Un saut à plus de 5000 m pour oublier le mal des montagnes et l’extrême fatigue.

Une pollution abominable

Pour ceux qui aimeraient tenter l’aventure, le champagnolais explique qu’elle est à la portée de tous, avec un minimum d’entrainement (plusieurs mois) pour « avoir la caisse » : « Il ne s’agit pas d’alpinisme, les sentiers sont en général bien praticables et nous avons dépensé environ 2000 €/personne pour les 3 semaines d’expédition ». Après cette « première » pour eux de la haute-altitude, les 3 compères ont fait un peu de tourisme au Népal, avec une surprise de taille à la clé : « Nous avons découvert deux Népal très différents. L’un des montagnes, et l’autre de la ville. Côté montagne, ce pays est absolument fabuleux. Je le recommande aux amoureux de grands espaces et de marche. Côté ville, c’est plus mitigé, ce pays baigne dans une misère incommensurable. La pollution rend l’air irrespirable. Mêlé à la chaleur, c’est tout simplement étouffant (des feux brûlent un peu partout). L’eau n’est pas potable et les rivières (où ne subsistent plus un seul poisson) s’avèrent très polluées ».
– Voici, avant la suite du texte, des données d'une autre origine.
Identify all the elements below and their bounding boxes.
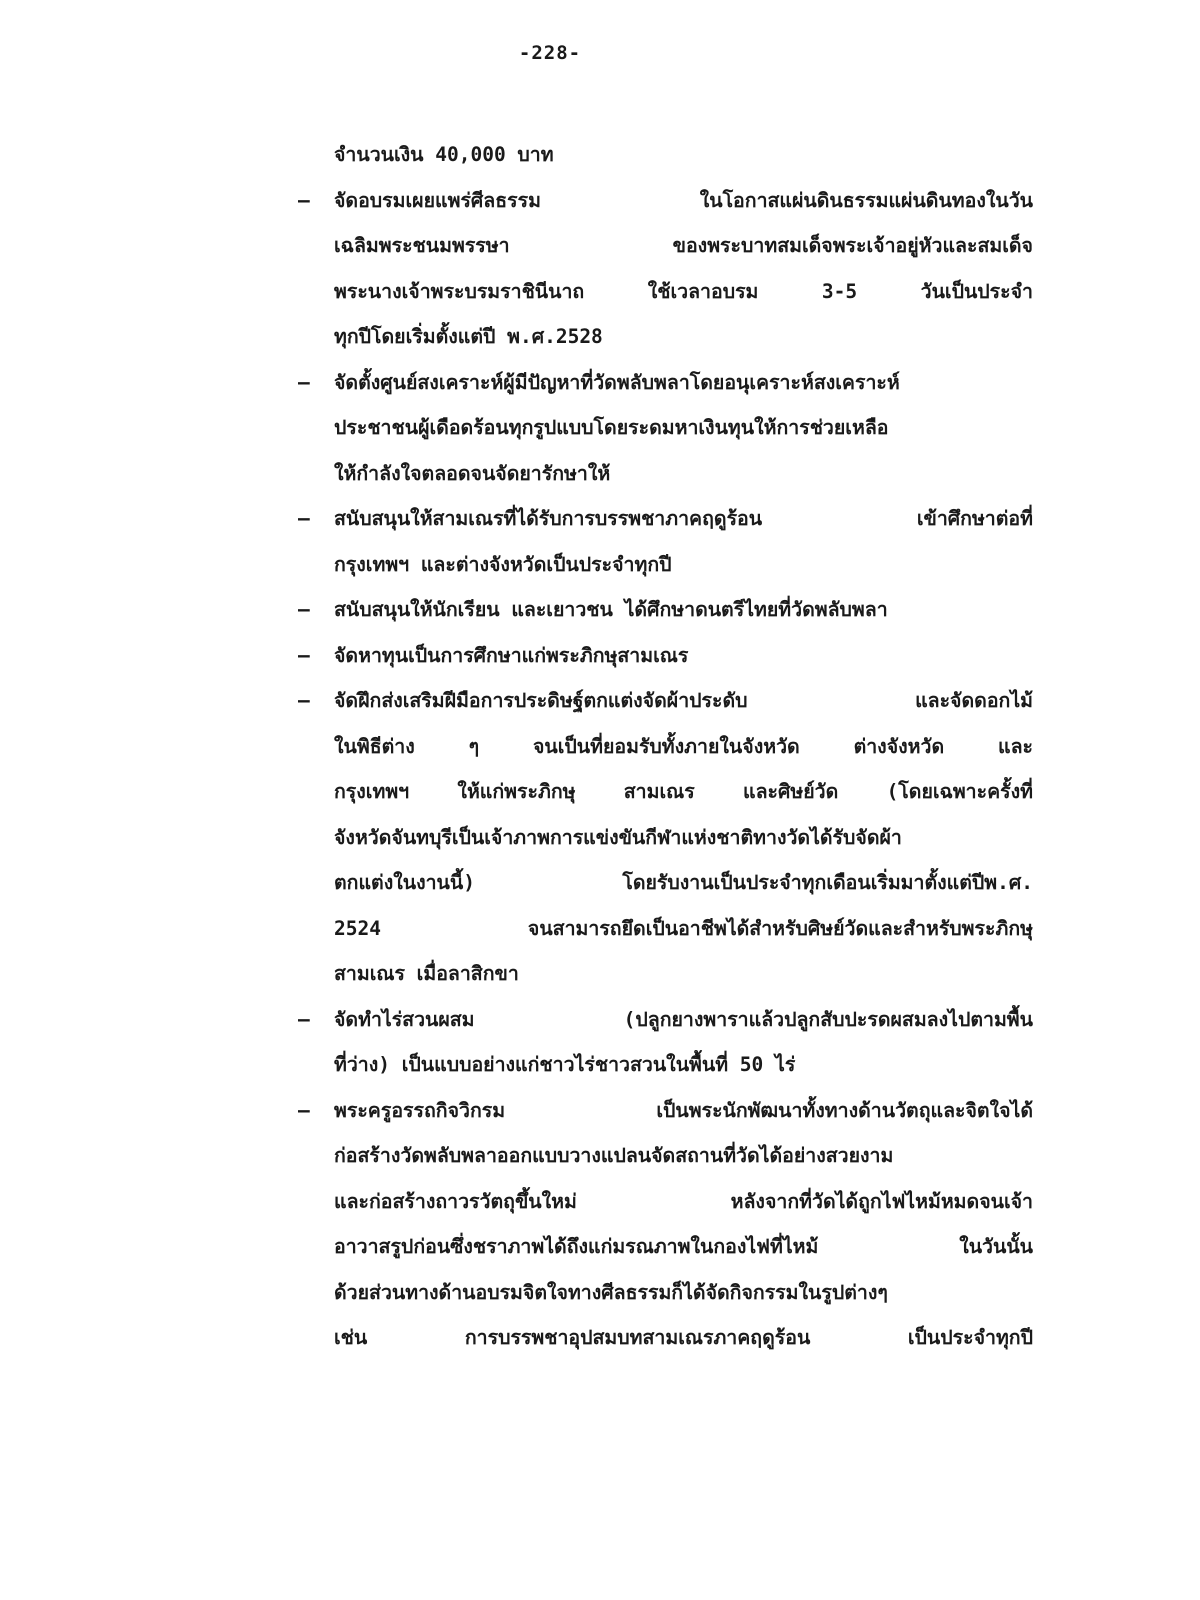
line-text: สนับสนุนให้สามเณรที่ได้รับการบรรพชาภาคฤดูร้อน เข้าศึกษาต่อที่ <box>334 507 1033 530</box>
text-line <box>298 815 1033 861</box>
line-text: สนับสนุนให้นักเรียน และเยาวชน ได้ศึกษาดนตรีไทยที่วัดพลับพลา <box>334 598 888 621</box>
line-text: จัดฝึกส่งเสริมฝีมือการประดิษฐ์ตกแต่งจัดผ้าประดับ และจัดดอกไม้ <box>334 689 1033 712</box>
line-text: ประชาชนผู้เดือดร้อนทุกรูปแบบโดยระดมหาเงินทุนให้การช่วยเหลือ <box>334 416 889 439</box>
text-line <box>298 1179 1033 1225</box>
bullet-dash: – <box>298 370 310 394</box>
text-line <box>298 1224 1033 1270</box>
list-item-line <box>298 997 1033 1043</box>
line-text: ที่ว่าง) เป็นแบบอย่างแก่ชาวไร่ชาวสวนในพื้นที่ 50 ไร่ <box>334 1053 796 1076</box>
list-item-line <box>298 496 1033 542</box>
line-text: อาวาสรูปก่อนซึ่งชราภาพได้ถึงแก่มรณภาพในกองไฟที่ไหม้ ในวันนั้น <box>334 1235 1033 1258</box>
text-line <box>298 1042 1033 1088</box>
line-text: กรุงเทพฯ และต่างจังหวัดเป็นประจำทุกปี <box>334 552 672 576</box>
text-line <box>298 769 1033 815</box>
bullet-dash: – <box>298 643 310 667</box>
text-line <box>298 269 1033 315</box>
text-line <box>298 223 1033 269</box>
bullet-dash: – <box>298 598 310 621</box>
text-line <box>298 860 1033 906</box>
bullet-dash: – <box>298 507 310 530</box>
list-item-line <box>298 587 1033 633</box>
bullet-dash: – <box>298 1007 310 1031</box>
line-text: จังหวัดจันทบุรีเป็นเจ้าภาพการแข่งขันกีฬาแห่งชาติทางวัดได้รับจัดผ้า <box>334 825 902 849</box>
line-text: กรุงเทพฯ ให้แก่พระภิกษุ สามเณร และศิษย์วัด (โดยเฉพาะครั้งที่ <box>334 780 1033 803</box>
list-item-line <box>298 633 1033 679</box>
bullet-dash: – <box>298 188 310 212</box>
line-text: ตกแต่งในงานนี้) โดยรับงานเป็นประจำทุกเดือนเริ่มมาตั้งแต่ปีพ.ศ. <box>334 871 1033 894</box>
line-text: เฉลิมพระชนมพรรษา ของพระบาทสมเด็จพระเจ้าอยู่หัวและสมเด็จ <box>334 234 1033 257</box>
text-line <box>298 1270 1033 1316</box>
line-text: ก่อสร้างวัดพลับพลาออกแบบวางแปลนจัดสถานที่วัดได้อย่างสวยงาม <box>334 1144 894 1167</box>
page-body <box>298 132 1033 1361</box>
list-item-line <box>298 1088 1033 1134</box>
text-line <box>298 314 1033 360</box>
line-text: จัดหาทุนเป็นการศึกษาแก่พระภิกษุสามเณร <box>334 643 689 667</box>
line-text: ด้วยส่วนทางด้านอบรมจิตใจทางศีลธรรมก็ได้จัดกิจกรรมในรูปต่างๆ <box>334 1280 888 1304</box>
text-line <box>298 951 1033 997</box>
line-text: 2524 จนสามารถยึดเป็นอาชีพได้สำหรับศิษย์วัดและสำหรับพระภิกษุ <box>334 916 1033 940</box>
bullet-dash: – <box>298 1098 310 1122</box>
line-text: จัดตั้งศูนย์สงเคราะห์ผู้มีปัญหาที่วัดพลับพลาโดยอนุเคราะห์สงเคราะห์ <box>334 370 900 394</box>
page-number: -228- <box>518 42 582 64</box>
line-text: เช่น การบรรพชาอุปสมบทสามเณรภาคฤดูร้อน เป็นประจำทุกปี <box>334 1326 1033 1349</box>
list-item-line <box>298 678 1033 724</box>
line-text: สามเณร เมื่อลาสิกขา <box>334 962 519 985</box>
text-line <box>298 405 1033 451</box>
line-text: จัดทำไร่สวนผสม (ปลูกยางพาราแล้วปลูกสับปะรดผสมลงไปตามพื้น <box>334 1007 1033 1031</box>
line-text: ในพิธีต่าง ๆ จนเป็นที่ยอมรับทั้งภายในจังหวัด ต่างจังหวัด และ <box>334 734 1033 758</box>
text-line <box>298 1315 1033 1361</box>
line-text: ให้กำลังใจตลอดจนจัดยารักษาให้ <box>334 461 611 485</box>
text-line <box>298 451 1033 497</box>
text-line <box>298 542 1033 588</box>
text-line <box>298 1133 1033 1179</box>
line-text: ทุกปีโดยเริ่มตั้งแต่ปี พ.ศ.2528 <box>334 325 603 348</box>
list-item-line <box>298 178 1033 224</box>
text-line <box>298 906 1033 952</box>
text-line <box>298 724 1033 770</box>
text-line <box>298 132 1033 178</box>
line-text: พระนางเจ้าพระบรมราชินีนาถ ใช้เวลาอบรม 3-5 วันเป็นประจำ <box>334 279 1033 303</box>
bullet-dash: – <box>298 689 310 712</box>
line-text: จำนวนเงิน 40,000 บาท <box>334 143 554 166</box>
line-text: และก่อสร้างถาวรวัตถุขึ้นใหม่ หลังจากที่วัดได้ถูกไฟไหม้หมดจนเจ้า <box>334 1189 1033 1213</box>
list-item-line <box>298 360 1033 406</box>
line-text: จัดอบรมเผยแพร่ศีลธรรม ในโอกาสแผ่นดินธรรมแผ่นดินทองในวัน <box>334 188 1033 212</box>
line-text: พระครูอรรถกิจวิกรม เป็นพระนักพัฒนาทั้งทางด้านวัตถุและจิตใจได้ <box>334 1098 1033 1122</box>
Prochain défi en Patagonie

Une brume constante de fumée et de pollution empêche de voir toute montagne en plaine, alors qu’on se sent tout petit, plus haut, au pied de somptueux paysages composés de sommets de plus de 7000 mètres ». Malgré tout, les jurassiens ont été touchés par l’accueil de la population : une famille qui leur a offert l’hospitalité les a traités comme des proches, à tel point que les trekkeurs souhaitent désormais les aider. « Leur jeune fille de 14 ans n’a aucune chance de réaliser son rêve et devenir médecin : les études coûtent là bas une fortune. Nous aimerions qu’elle puisse –avec l’aide de clubs de charité- venir en France pour avoir cette chance. De plus, en général les gens côtoyés ont tous été d’une richesse humaine incroyable ». Prochain défi pour le trio au grand cœur : traverser une partie du Chili et de la Patagonie en 2020 en autonomie complète, et fouler un des plus grands glaciers au monde, le Perito Moreno (Argentine). De quoi vivre encore d’autres moments forts et inoubliables.